When I discuss medical applications in my talks, I often mention the advantage of targeting cells with active agents, such as toxins, directed by adding and thresholding signals from sensors of different kinds. This is not so necessary in targeting bacteria and viruses, since they look so different from mammalian cells, but could help greatly in recognizing the more subtle differences between normal and malignant cells. This is a natural application for atomically precise self-assembled biomolecular structures of the kind discussed in the Roadmap project.

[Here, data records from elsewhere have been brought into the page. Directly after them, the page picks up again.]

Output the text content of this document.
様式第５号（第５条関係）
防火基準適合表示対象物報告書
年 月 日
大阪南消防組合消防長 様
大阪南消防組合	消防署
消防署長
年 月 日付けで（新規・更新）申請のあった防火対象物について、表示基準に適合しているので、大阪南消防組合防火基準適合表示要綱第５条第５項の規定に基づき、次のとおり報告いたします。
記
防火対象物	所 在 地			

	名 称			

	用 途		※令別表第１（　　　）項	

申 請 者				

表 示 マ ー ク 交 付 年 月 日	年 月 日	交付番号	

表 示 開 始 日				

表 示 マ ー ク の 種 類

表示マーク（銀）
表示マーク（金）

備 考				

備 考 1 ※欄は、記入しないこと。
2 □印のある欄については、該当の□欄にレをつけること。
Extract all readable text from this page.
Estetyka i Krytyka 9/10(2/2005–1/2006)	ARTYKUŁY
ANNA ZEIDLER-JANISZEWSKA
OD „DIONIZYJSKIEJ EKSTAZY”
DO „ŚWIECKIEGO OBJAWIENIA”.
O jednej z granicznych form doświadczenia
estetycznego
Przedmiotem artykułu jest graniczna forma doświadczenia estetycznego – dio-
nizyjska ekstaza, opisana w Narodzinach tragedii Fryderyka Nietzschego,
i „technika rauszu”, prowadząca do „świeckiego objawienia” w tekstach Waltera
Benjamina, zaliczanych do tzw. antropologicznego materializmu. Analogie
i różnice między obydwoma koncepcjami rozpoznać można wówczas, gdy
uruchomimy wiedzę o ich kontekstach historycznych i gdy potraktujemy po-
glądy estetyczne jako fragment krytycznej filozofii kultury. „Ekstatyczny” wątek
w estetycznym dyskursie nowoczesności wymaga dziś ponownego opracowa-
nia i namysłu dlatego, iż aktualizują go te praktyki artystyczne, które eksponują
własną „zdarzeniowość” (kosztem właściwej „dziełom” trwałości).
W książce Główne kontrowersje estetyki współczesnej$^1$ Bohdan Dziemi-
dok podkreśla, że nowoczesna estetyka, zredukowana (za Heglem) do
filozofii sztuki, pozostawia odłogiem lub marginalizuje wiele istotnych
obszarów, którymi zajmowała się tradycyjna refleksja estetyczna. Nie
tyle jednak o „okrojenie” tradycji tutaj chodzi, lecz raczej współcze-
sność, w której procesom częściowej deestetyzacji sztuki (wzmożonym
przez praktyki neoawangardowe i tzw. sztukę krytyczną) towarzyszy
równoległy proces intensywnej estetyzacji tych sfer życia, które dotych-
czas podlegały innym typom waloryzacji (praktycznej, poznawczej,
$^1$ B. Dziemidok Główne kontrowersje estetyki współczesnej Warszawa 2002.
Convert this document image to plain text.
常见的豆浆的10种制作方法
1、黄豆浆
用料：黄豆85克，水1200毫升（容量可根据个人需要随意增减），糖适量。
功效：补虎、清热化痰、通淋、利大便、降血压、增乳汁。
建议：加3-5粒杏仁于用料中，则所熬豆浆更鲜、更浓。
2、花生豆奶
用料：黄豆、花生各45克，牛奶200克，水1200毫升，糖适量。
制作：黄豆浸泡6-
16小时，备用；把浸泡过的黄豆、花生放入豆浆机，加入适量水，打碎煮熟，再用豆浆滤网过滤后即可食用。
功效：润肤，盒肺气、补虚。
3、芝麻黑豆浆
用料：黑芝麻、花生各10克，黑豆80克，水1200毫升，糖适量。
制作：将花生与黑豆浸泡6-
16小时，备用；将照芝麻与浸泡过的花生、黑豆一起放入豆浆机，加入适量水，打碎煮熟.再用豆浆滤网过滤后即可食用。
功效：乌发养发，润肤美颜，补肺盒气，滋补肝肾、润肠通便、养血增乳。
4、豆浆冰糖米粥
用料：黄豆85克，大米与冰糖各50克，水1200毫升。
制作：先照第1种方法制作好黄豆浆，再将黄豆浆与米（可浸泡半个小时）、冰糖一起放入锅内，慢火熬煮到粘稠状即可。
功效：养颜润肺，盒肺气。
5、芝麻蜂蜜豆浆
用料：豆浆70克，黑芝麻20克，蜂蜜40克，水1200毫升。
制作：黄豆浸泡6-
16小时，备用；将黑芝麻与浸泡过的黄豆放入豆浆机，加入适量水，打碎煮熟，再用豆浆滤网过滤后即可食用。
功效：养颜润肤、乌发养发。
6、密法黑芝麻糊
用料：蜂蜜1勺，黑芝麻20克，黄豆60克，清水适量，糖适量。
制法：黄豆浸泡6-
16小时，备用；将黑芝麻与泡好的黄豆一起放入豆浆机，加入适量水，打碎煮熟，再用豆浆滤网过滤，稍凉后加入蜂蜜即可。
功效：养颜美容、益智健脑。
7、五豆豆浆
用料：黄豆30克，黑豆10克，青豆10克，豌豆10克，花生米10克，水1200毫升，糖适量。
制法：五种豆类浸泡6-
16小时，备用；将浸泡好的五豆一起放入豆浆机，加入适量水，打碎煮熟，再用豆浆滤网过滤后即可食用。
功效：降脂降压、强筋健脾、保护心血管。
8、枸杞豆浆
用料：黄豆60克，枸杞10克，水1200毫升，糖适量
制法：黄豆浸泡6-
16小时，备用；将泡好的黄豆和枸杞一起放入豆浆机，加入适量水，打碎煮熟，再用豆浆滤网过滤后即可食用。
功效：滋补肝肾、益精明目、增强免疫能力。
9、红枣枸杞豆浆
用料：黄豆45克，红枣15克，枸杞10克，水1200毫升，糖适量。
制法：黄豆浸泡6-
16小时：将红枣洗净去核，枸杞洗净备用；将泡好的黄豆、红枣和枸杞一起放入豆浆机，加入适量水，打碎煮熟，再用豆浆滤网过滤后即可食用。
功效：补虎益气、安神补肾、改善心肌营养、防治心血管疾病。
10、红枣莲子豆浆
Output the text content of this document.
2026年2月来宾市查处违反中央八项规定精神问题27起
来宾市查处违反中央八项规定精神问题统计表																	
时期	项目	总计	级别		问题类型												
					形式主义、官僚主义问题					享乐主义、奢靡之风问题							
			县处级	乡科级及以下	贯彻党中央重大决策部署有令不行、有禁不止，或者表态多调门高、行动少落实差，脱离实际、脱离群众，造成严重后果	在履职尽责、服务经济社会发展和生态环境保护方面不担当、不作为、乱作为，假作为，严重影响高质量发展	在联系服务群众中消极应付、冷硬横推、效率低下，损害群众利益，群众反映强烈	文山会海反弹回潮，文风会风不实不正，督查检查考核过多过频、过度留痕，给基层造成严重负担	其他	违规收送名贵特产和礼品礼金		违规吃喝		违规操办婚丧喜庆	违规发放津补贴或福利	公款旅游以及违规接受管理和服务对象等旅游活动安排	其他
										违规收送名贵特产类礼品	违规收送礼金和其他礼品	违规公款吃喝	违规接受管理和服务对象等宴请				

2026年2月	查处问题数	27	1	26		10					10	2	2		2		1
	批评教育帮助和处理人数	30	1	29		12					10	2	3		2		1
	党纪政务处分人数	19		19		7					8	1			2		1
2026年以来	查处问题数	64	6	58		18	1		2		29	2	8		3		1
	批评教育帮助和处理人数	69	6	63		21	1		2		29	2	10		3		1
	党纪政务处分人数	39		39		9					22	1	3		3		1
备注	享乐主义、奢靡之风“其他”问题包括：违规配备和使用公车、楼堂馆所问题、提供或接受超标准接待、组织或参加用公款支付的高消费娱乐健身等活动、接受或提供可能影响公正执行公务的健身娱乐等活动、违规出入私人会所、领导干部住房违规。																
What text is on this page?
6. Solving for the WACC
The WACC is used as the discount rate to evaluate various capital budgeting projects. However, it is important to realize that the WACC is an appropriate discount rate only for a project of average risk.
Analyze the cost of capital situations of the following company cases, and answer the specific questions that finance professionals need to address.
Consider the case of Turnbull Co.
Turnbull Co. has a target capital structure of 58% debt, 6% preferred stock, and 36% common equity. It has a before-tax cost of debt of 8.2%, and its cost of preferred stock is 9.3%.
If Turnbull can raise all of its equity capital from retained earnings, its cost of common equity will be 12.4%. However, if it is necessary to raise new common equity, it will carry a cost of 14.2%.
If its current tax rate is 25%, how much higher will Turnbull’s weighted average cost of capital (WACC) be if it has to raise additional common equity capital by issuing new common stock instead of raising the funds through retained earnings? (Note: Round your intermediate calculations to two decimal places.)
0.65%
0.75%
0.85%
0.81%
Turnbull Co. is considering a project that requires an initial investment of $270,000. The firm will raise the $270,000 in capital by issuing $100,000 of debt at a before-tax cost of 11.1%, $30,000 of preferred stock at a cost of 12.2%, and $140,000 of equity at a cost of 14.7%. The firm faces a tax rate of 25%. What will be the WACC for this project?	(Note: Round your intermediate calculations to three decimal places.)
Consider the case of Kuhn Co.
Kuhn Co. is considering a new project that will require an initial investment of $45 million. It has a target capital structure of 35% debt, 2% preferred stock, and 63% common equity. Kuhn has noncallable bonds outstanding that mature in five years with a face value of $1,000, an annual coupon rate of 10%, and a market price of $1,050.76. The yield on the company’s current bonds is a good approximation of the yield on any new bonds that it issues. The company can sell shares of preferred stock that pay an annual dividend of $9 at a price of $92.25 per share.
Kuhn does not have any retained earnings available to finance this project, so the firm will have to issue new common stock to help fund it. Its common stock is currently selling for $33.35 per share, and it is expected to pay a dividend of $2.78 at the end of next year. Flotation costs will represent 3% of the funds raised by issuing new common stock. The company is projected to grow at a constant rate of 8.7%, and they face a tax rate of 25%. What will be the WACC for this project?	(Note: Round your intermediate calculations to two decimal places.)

I was reminded of this by an article in Science that discusses the structure and function of stressosomes, complex mechanisms found in a wide range of bacterial cells. Bacteria respond to several kinds of stress. Since the effects of stress are additive and some of the protective responses are generic, the cells need to respond to the combined effects of multiple stressors. Stressosomes accomplish this, combining inputs from distinct sensors that respond (for example) to ethanol, to salt, and to ultraviolet light. When the aggregate noxiousness surpasses a threshold, the stressosome sounds the alert.
A stressosome differs greatly from a multi-sensor drug-targeting mechanism, but the basic task is similar. A useful multi-sensor targeting mechanism, though, can be smaller and simpler than a stressosome, exploiting the natural additivity of binding energies in multivalent interactions.